Absolutely. The main difference right now is providing an intuitive programming model while also being able to take advantage of optimisations and new hardware accelerators easily. There’s been less in the way of new PL features that support ML so far, but projects like Myia have a good opportunity to start exploring that area.
As existing languages go, Julia and Swift are by far the best suited, but they’re ultimately still general-purpose languages that weren’t designed with ML in mind. They inherently bring engineering challenges and expressiveness issues that something more specialised might not have.
An engineering example – The Swift docs give a good idea of the challenges involved in extracting TensorFlow-compatible graphs from a program. It sounds like it should be pretty easy to turn m = Chain(Dense(10, 5, relu), ...)
into a graph, for example, until you realise that a model might do m.layers[3] = Dense(...)
halfway through the forward pass.
While these things are solvable, mutable data structures causes a lot of issues here as well as with AD and other optimisations, and are not even necessary for the way people code against data frames and GPUs. A new language could easily have a functional data model and simplify things hugely.
For an expressiveness issue, consider my ideal definition of the Dense (FullyConnected) layer:
Dense(in, out) = x -> W * x .+ b
where W = randn(out, in), b = randn(out)
The Flux docs actually introduce layering this way, but in real layers we have to define a struct and a bunch of boilerplate. To actually make it work we need to be able to treat closures as data structures (to move them to the GPU, for example) and perhaps have nicer ways to name and refer to closures based on where they came from (i.e. not (::#9)
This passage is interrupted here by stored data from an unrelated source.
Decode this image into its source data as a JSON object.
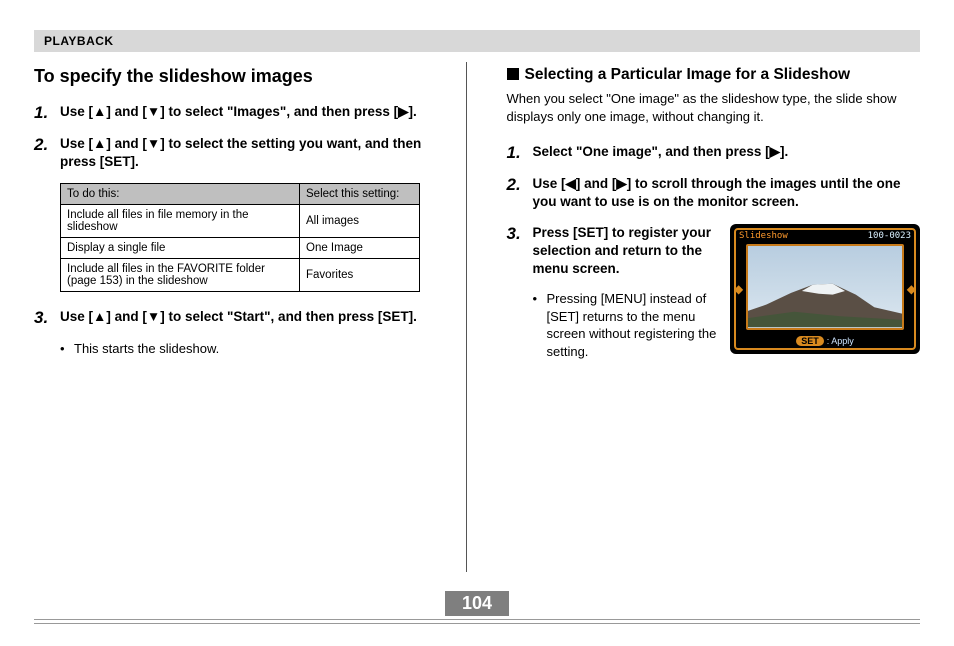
{
  "header": {
    "section": "PLAYBACK"
  },
  "left": {
    "title": "To specify the slideshow images",
    "steps": [
      {
        "num": "1.",
        "text": "Use [▲] and [▼] to select \"Images\", and then press [▶]."
      },
      {
        "num": "2.",
        "text": "Use [▲] and [▼] to select the setting you want, and then press [SET]."
      },
      {
        "num": "3.",
        "text": "Use [▲] and [▼] to select \"Start\", and then press [SET]."
      }
    ],
    "bullet3": "This starts the slideshow.",
    "table": {
      "head": [
        "To do this:",
        "Select this setting:"
      ],
      "rows": [
        [
          "Include all files in file memory in the slideshow",
          "All images"
        ],
        [
          "Display a single file",
          "One Image"
        ],
        [
          "Include all files in the FAVORITE folder (page 153) in the slideshow",
          "Favorites"
        ]
      ]
    }
  },
  "right": {
    "subhead": "Selecting a Particular Image for a Slideshow",
    "intro": "When you select \"One image\" as the slideshow type, the slide show displays only one image, without changing it.",
    "steps": [
      {
        "num": "1.",
        "text": "Select \"One image\", and then press [▶]."
      },
      {
        "num": "2.",
        "text": "Use [◀] and [▶] to scroll through the images until the one you want to use is on the monitor screen."
      },
      {
        "num": "3.",
        "text": "Press [SET] to register your selection and return to the menu screen."
      }
    ],
    "bullet3": "Pressing [MENU] instead of [SET] returns to the menu screen without registering the setting.",
    "camera": {
      "title": "Slideshow",
      "counter": "100-0023",
      "set_label": "SET",
      "apply": ": Apply"
    }
  },
  "page_number": "104"
}
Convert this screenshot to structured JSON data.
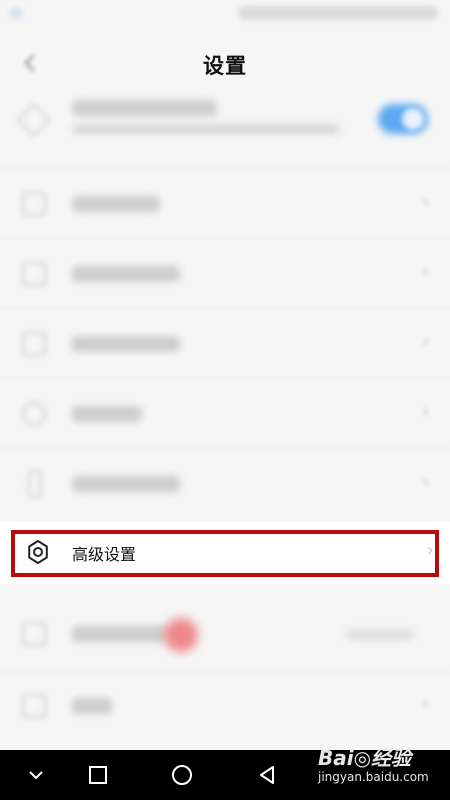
{
  "header": {
    "title": "设置"
  },
  "advanced_settings": {
    "label": "高级设置",
    "icon": "gear-icon",
    "chevron": "›"
  },
  "highlight_color": "#b50d0d",
  "watermark": {
    "brand": "Bai◎经验",
    "domain": "jingyan.baidu.com"
  },
  "nav": {
    "icons": [
      "collapse-chevron-icon",
      "recents-square-icon",
      "home-circle-icon",
      "back-triangle-icon"
    ]
  }
}
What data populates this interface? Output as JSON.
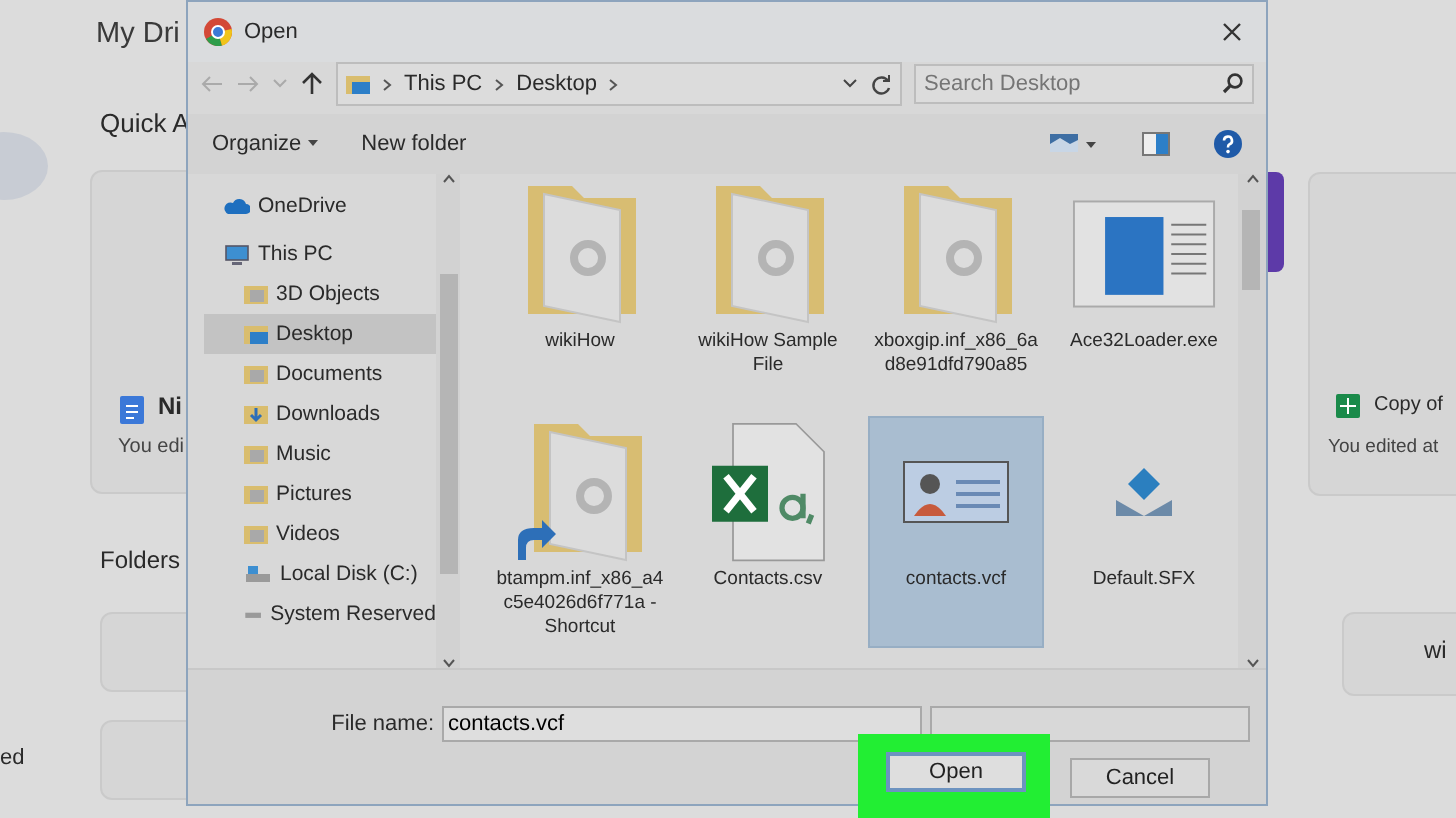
{
  "background_page": {
    "title": "My Dri",
    "section": "Quick A",
    "left_card": {
      "name": "Ni",
      "edited": "You edi"
    },
    "folders_heading": "Folders",
    "left_fragment": "ed",
    "right_card": {
      "name": "Copy of",
      "edited": "You edited at"
    },
    "right_folder": "wi"
  },
  "dialog": {
    "title": "Open",
    "address": {
      "path": [
        "This PC",
        "Desktop"
      ],
      "search_placeholder": "Search Desktop"
    },
    "toolbar": {
      "organize": "Organize",
      "new_folder": "New folder"
    },
    "nav": [
      {
        "label": "OneDrive",
        "kind": "cloud",
        "selected": false
      },
      {
        "label": "This PC",
        "kind": "pc",
        "selected": false,
        "children": [
          {
            "label": "3D Objects",
            "kind": "folder",
            "selected": false
          },
          {
            "label": "Desktop",
            "kind": "desktop",
            "selected": true
          },
          {
            "label": "Documents",
            "kind": "folder",
            "selected": false
          },
          {
            "label": "Downloads",
            "kind": "download",
            "selected": false
          },
          {
            "label": "Music",
            "kind": "folder",
            "selected": false
          },
          {
            "label": "Pictures",
            "kind": "folder",
            "selected": false
          },
          {
            "label": "Videos",
            "kind": "folder",
            "selected": false
          },
          {
            "label": "Local Disk (C:)",
            "kind": "disk",
            "selected": false
          },
          {
            "label": "System Reserved",
            "kind": "drive",
            "selected": false
          }
        ]
      }
    ],
    "files": [
      {
        "name": "wikiHow",
        "kind": "folder",
        "selected": false
      },
      {
        "name": "wikiHow Sample File",
        "kind": "folder",
        "selected": false
      },
      {
        "name": "xboxgip.inf_x86_6ad8e91dfd790a85",
        "kind": "folder",
        "selected": false
      },
      {
        "name": "Ace32Loader.exe",
        "kind": "exe",
        "selected": false
      },
      {
        "name": "btampm.inf_x86_a4c5e4026d6f771a - Shortcut",
        "kind": "shortcut",
        "selected": false
      },
      {
        "name": "Contacts.csv",
        "kind": "csv",
        "selected": false
      },
      {
        "name": "contacts.vcf",
        "kind": "vcf",
        "selected": true
      },
      {
        "name": "Default.SFX",
        "kind": "sfx",
        "selected": false
      }
    ],
    "file_name_label": "File name:",
    "file_name": "contacts.vcf",
    "buttons": [
      {
        "label": "Open",
        "kind": "primary",
        "highlighted": true
      },
      {
        "label": "Cancel",
        "kind": "normal",
        "highlighted": false
      }
    ]
  }
}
). These really seem like general language-level features that just happen not to supported anywhere.
ML has a bunch of cases like this, where certain patterns seem unusual or even downright backwards from the traditional software engineering standpoint, but turn out to be valid use cases that just aren’t prioritised by mainstream languages. Novel abstractions and language features could help hugely here, which is part of what makes the field exciting for PL people.